Use the Cauchy Integral formula to evaluate foC (closed curve) f(z) dz,
where C is oriented anticlockwise, for f(z) = (z + i)^2 / (z + 3 - 2i)^3
and C is the circle |z + 2| = 5.
Thanks.
To evaluate the integral using the Cauchy Integral formula, we need to first check if the given function f(z) is analytic inside and on the closed curve C.
The Cauchy Integral formula states that if f(z) is analytic inside and on a simple closed curve C, and a is a point inside C, then the integral of f(z) dz over the closed curve C is equal to 2πi times the sum of the residues of f(z) at all the poles inside C.
Let's start by finding the poles of the function f(z).
The function f(z) has a pole at z = -3 + 2i, as it makes the denominator zero.
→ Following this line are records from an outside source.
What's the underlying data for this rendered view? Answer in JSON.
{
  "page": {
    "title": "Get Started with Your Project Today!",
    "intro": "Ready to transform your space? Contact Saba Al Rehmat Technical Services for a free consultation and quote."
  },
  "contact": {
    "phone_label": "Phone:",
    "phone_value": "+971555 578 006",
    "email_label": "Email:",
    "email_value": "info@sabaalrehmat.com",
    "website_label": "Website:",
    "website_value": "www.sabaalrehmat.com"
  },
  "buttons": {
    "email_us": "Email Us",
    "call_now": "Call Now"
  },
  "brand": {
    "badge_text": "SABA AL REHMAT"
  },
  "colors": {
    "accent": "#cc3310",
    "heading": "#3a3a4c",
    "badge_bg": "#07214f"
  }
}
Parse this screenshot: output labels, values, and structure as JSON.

Now, let's check if the pole z = -3 + 2i is inside the closed curve C.
The equation of the circle C is |z + 2| = 5. We can rewrite it as:
|z + 2|^2 = 5^2.
Expanding the modulus squared, we get:
(z + 2)(z + 2*) = 25,
where * denotes complex conjugate.
Rearranging the equation, we get:
z + 2 = ±√25.
z = -2 ± √25.
We have two values for z, -2 + 5 = 3 and -2 - 5 = -7.
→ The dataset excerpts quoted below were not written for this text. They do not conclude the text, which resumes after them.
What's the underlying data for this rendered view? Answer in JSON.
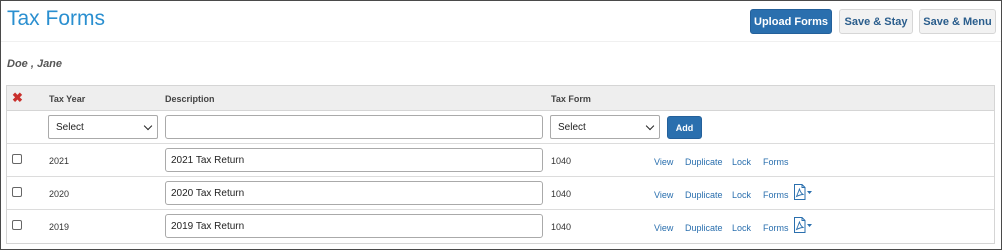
{
  "header": {
    "title": "Tax Forms",
    "upload_label": "Upload Forms",
    "save_stay_label": "Save & Stay",
    "save_menu_label": "Save & Menu"
  },
  "person": {
    "name": "Doe , Jane"
  },
  "table": {
    "columns": [
      "Tax Year",
      "Description",
      "Tax Form"
    ],
    "delete_icon": "delete-x-icon",
    "new_entry": {
      "year_select": "Select",
      "description": "",
      "form_select": "Select",
      "add_label": "Add"
    },
    "rows": [
      {
        "year": "2021",
        "description": "2021 Tax Return",
        "form": "1040",
        "actions": [
          "View",
          "Duplicate",
          "Lock",
          "Forms"
        ],
        "has_pdf": false
      },
      {
        "year": "2020",
        "description": "2020 Tax Return",
        "form": "1040",
        "actions": [
          "View",
          "Duplicate",
          "Lock",
          "Forms"
        ],
        "has_pdf": true
      },
      {
        "year": "2019",
        "description": "2019 Tax Return",
        "form": "1040",
        "actions": [
          "View",
          "Duplicate",
          "Lock",
          "Forms"
        ],
        "has_pdf": true
      }
    ]
  },
  "colors": {
    "title": "#2a8fd0",
    "primary_button": "#2a6fae",
    "link": "#2a6fae",
    "delete_icon": "#c9302c"
  }
}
Now, let's check if the pole z = -3 + 2i lies between these two values or not.
We can see that -2 + √25 = 3 lies between -3 + 2i and -2 - √25 = -7.
Therefore, the pole z = -3 + 2i is inside the closed curve C.
Now, using the Cauchy Integral formula, we have:
∮C f(z) dz = 2πi times the residue of f(z) at the pole z = -3 + 2i.
To find the residue, we need to calculate the limit of (z - (-3 + 2i))^3 times f(z) as z approaches -3 + 2i.
The function f(z) can be rewritten as:
f(z) = (z + i)^2 / [(z - (-3 + 2i))^3].
Taking the limit as z approaches -3 + 2i, we substitute z = -3 + 2i in f(z):
f(-3 + 2i) = (-3 + 2i + i)^2 / [(-3 + 2i - (-3 + 2i))^3]
= (-3 + 3i)^2 / (0^3)
= 9 / 0.
We can observe that the limit of f(z) as z approaches -3 + 2i is undefined. Hence, we need to apply the Residue theorem to calculate the residue using differentiation techniques.
To find the residue, we differentiate f(z) with respect to z, and evaluate the result at the pole z = -3 + 2i.
Differentiating f(z) with respect to z, we get:
f'(z) = 2(z + i) / [(z + 3 - 2i)^3].
Substituting z = -3 + 2i in f'(z), we get:
f'(-3 + 2i) = 2(-3 + 2i + i) / [(-3 + 2i + 3 - 2i)^3]
= 2(-2 + 3i) / [0^3]
= 2(-2 + 3i) / 0.
Again, we observe that the limit of f'(z) as z approaches -3 + 2i is undefined.
This indicates that the function f(z) has a pole of order 2 at z = -3 + 2i, and we need to find its second-order residue.
To find the second-order residue, we can differentiate f'(z) with respect to z and evaluate the result at the pole z = -3 + 2i.
Differentiating f'(z) with respect to z, we get:
f''(z) = 2 / [(z + 3 - 2i)^3].
Substituting z = -3 + 2i in f''(z), we get:
f''(-3 + 2i) = 2 / [(-3 + 2i + 3 - 2i)^3]
= 2 / 0.
Again, we observe that the limit of f''(z) as z approaches -3 + 2i is undefined.
This indicates that the second-order residue at z = -3 + 2i is also undefined.
Therefore, the Cauchy Integral formula cannot be applied directly in this case to evaluate the integral over the closed curve C.
If you have any other questions or need further assistance, feel free to ask.